Two local nonprofits are receiving a total of $7.5 million to address homelessness in the state.

The Bezos Day 1 Families Fund awarded $5M to Ka Hale A Ke Ola Homeless Resource Centers of Maui and $2.5M to Family Promise of Hawaiʻi.

Family Promise of Hawaiʻi and Governor-elect Josh Green held a press conference on Tuesday to announce the award. This is the largest contribution to Family Promise in its 16-year history.

38 other nonprofits across the U.S. were awarded grants from the Bezos foundation, which distributed $123.45 million this year.

Over the past five years, the Day 1 Families Fund has provided 170 grants totaling more than $520 million to organizations working to address homelessness and help families gain housing support and stability.

The grant will help Ka Hale A Ke Ola create temporary housing, purchase new furniture for its temporary shelter and provide trauma services for children and families. It will also go to help the organization's efforts to provide access to technology.

"Family homelessness is one of Hawaiʻi's most urgent challenges," said Ryan Catalani, executive director of Family Promise.

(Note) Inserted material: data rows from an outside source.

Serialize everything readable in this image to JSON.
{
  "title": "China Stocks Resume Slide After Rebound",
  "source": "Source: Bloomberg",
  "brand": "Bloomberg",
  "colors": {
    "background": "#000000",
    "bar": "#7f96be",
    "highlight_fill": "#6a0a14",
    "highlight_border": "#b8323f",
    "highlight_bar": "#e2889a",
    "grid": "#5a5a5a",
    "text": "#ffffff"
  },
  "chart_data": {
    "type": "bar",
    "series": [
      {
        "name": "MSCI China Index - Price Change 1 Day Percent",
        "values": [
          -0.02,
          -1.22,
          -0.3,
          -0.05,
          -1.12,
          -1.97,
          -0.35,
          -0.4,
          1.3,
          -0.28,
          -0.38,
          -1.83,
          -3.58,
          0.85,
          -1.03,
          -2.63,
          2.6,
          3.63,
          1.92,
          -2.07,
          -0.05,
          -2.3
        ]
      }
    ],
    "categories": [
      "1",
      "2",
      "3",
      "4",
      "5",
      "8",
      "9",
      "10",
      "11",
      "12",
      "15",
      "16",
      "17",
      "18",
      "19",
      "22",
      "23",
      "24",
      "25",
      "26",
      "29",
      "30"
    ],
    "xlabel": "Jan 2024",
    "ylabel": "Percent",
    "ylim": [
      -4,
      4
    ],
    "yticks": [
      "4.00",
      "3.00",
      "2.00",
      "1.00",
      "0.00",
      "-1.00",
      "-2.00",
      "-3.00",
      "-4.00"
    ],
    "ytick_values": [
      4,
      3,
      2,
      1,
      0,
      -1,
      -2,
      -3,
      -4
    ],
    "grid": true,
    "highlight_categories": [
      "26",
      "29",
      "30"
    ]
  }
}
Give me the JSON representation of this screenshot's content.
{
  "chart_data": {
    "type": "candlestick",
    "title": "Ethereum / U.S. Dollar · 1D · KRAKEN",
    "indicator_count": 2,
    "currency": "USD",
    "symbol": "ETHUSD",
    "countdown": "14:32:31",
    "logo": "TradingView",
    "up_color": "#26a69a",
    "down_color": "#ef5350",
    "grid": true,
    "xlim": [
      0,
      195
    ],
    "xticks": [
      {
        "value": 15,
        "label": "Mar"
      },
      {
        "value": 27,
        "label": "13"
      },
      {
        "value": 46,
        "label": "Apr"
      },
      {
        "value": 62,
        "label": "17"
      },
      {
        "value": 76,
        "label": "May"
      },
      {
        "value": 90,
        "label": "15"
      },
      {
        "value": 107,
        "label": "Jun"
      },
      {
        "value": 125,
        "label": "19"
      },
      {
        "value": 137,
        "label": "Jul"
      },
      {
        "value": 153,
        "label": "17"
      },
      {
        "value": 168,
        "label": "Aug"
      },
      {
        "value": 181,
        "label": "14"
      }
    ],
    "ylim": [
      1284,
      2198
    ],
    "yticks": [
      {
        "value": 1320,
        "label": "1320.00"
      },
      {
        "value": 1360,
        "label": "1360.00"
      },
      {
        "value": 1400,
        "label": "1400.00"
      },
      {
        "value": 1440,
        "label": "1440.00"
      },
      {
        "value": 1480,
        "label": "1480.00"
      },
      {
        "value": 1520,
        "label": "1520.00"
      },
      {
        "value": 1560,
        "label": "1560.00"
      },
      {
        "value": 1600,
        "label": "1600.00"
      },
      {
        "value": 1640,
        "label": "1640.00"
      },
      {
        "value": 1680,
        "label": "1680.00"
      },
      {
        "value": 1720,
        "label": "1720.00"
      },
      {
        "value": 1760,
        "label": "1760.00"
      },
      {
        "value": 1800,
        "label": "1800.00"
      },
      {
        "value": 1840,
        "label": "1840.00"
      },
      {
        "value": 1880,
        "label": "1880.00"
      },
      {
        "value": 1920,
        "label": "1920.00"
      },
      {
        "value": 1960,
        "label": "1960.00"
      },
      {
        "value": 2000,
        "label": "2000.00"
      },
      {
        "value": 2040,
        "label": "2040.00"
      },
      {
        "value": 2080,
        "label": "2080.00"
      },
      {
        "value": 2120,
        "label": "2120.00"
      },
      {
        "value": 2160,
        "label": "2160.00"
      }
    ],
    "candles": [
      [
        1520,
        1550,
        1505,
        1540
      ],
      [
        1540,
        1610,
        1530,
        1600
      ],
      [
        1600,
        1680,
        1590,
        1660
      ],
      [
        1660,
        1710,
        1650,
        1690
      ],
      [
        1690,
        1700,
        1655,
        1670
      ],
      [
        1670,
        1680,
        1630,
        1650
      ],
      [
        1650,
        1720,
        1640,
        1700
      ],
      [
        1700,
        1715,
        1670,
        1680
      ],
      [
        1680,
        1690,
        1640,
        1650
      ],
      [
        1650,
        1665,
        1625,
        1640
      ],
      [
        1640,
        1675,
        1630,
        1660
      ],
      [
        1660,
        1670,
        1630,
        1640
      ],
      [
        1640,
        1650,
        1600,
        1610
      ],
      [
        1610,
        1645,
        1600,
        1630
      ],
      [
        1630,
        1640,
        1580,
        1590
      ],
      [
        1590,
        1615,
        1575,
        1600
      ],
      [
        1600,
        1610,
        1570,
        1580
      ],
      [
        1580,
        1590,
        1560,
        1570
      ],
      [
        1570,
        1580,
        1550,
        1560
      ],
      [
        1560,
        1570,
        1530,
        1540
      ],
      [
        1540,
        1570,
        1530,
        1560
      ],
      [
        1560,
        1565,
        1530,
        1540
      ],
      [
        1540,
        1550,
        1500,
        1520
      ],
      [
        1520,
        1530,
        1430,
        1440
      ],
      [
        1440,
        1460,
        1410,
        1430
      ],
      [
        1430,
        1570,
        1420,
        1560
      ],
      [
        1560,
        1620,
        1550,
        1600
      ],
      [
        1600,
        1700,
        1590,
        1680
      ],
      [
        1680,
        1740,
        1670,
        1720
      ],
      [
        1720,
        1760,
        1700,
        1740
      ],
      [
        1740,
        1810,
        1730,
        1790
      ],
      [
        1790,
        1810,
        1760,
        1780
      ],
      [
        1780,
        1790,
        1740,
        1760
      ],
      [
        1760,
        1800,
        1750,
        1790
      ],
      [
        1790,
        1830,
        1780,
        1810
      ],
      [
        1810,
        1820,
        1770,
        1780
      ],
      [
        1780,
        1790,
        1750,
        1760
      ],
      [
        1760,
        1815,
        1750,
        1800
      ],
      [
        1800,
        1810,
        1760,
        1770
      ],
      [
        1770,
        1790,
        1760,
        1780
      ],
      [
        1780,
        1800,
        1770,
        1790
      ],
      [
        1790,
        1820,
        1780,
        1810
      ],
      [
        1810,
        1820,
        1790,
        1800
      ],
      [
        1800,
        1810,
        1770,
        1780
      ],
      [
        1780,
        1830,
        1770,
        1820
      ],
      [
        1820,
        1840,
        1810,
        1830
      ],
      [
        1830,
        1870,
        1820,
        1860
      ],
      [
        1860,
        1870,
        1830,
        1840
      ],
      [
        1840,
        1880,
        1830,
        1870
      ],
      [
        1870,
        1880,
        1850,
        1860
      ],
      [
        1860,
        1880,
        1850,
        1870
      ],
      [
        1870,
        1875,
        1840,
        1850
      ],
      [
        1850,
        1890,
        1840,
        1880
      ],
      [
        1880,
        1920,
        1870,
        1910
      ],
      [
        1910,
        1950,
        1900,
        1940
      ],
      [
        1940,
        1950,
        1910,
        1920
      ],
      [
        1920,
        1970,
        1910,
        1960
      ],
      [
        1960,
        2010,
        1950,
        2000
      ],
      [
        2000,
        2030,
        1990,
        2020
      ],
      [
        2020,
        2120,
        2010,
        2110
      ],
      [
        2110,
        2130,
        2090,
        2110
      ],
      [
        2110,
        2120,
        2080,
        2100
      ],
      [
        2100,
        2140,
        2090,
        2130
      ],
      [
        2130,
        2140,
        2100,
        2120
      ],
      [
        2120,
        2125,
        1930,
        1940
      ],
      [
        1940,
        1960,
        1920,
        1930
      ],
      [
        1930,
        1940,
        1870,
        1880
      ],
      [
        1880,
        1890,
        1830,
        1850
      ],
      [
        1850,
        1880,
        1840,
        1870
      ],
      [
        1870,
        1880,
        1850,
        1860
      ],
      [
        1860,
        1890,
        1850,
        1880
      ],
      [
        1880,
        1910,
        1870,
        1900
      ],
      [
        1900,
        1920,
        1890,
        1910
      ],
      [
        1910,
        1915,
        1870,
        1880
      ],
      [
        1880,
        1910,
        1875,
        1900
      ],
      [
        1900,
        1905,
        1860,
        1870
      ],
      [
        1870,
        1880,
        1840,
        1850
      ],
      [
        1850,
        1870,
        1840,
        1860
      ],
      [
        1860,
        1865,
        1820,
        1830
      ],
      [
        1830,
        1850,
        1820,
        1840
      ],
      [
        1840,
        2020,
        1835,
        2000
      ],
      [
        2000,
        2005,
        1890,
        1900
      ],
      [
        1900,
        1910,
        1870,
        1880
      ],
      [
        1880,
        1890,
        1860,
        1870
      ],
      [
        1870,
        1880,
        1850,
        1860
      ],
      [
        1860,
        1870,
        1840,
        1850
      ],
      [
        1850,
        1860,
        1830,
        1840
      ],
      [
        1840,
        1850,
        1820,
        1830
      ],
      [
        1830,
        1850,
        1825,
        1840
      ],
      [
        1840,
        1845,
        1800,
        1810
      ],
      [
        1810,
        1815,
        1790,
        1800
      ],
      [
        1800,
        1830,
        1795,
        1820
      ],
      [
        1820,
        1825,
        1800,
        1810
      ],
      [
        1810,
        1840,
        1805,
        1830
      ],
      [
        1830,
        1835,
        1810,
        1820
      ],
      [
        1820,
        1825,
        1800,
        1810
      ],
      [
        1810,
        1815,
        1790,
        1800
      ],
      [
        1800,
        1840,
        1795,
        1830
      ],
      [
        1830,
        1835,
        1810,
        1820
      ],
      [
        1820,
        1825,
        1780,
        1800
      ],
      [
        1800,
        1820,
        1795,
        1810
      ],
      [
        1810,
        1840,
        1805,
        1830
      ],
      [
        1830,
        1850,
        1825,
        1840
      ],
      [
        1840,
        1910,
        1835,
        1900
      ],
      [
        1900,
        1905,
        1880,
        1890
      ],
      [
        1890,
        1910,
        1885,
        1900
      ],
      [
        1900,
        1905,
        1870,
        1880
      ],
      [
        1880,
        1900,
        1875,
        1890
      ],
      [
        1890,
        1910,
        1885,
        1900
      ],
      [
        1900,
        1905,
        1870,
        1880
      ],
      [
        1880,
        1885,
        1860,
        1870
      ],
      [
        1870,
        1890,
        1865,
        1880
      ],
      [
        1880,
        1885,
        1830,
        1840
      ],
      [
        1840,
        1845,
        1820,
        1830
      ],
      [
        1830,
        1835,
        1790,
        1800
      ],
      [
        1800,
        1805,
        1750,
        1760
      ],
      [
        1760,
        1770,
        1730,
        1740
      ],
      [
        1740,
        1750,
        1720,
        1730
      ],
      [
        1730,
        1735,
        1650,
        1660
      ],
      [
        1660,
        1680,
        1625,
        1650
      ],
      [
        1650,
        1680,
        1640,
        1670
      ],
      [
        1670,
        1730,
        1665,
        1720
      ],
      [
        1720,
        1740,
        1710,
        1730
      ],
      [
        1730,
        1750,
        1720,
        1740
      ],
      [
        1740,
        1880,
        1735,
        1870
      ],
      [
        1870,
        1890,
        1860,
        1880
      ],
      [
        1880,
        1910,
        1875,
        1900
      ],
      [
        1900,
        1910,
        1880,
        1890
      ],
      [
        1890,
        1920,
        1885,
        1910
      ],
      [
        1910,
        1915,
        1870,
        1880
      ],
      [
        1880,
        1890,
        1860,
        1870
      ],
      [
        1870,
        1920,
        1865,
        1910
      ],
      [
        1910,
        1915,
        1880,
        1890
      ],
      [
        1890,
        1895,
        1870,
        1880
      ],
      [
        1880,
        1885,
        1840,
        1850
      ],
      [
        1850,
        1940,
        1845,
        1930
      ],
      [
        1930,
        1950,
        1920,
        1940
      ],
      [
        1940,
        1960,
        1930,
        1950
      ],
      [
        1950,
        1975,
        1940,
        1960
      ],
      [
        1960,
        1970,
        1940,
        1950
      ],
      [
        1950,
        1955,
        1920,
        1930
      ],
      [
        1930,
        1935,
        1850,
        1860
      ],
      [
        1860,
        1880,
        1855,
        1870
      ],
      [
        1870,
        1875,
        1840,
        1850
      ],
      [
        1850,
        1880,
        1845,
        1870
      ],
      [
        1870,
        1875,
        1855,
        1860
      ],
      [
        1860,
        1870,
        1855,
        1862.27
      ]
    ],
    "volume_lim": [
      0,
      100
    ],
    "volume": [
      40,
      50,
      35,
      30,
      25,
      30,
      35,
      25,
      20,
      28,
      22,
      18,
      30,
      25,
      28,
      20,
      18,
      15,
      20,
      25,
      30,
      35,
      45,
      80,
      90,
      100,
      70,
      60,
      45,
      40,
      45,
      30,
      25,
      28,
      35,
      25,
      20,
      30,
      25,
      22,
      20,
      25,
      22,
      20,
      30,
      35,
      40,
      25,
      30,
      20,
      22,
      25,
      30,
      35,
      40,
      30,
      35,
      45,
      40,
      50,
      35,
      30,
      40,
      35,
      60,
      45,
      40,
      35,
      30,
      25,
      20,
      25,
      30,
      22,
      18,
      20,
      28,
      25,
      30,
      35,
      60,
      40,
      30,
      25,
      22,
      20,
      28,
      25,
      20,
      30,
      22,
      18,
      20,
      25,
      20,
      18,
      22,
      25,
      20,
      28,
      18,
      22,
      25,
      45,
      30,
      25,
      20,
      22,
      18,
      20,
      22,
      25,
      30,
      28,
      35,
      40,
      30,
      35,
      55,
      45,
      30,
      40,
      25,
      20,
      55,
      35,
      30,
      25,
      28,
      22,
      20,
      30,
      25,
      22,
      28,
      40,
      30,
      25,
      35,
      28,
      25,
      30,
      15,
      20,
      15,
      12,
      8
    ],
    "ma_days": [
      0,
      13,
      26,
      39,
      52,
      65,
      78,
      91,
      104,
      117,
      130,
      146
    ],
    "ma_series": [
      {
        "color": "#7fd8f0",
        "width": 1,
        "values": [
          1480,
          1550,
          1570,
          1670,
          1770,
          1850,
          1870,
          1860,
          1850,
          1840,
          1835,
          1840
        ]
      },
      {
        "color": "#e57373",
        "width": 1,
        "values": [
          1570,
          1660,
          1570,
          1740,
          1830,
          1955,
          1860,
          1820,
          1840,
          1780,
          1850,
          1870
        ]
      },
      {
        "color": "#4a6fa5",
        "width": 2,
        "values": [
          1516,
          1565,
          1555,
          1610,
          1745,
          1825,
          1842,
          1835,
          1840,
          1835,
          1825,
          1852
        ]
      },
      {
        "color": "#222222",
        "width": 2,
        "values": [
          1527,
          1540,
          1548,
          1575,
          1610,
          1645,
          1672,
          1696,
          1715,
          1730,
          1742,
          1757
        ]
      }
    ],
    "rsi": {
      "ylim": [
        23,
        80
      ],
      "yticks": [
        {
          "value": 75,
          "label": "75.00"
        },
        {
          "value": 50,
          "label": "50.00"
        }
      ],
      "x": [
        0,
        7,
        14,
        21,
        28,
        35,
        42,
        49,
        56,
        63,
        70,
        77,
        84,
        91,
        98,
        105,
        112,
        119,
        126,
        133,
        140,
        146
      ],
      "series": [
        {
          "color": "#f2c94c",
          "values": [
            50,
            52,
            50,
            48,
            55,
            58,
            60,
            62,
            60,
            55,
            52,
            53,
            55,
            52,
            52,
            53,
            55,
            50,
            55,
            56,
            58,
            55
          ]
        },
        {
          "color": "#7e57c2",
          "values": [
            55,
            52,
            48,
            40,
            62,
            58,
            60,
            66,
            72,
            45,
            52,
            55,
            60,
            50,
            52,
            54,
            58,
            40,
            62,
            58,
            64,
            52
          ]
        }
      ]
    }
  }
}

"According to the latest federal data, an estimated one in 30 young children in Hawaiʻi experienced homelessness every year."

The money will help Family Promise expand its emergency shelter program, provide additional rental assistance and wraparound services, and scale up its shelter diversion program — which helps families avoid entering the shelter system.

Catalani says the one-time grant will also help the organization create a new center.

"We've been raising money to acquire a property that we're calling ʻOhana Navigation Center, which is going to combine this case management, wraparound services and temporary shelter," Catalani said.

"Have kind of be an all-in-one place where families, who are going through housing instability and homelessness, can find the help that they need."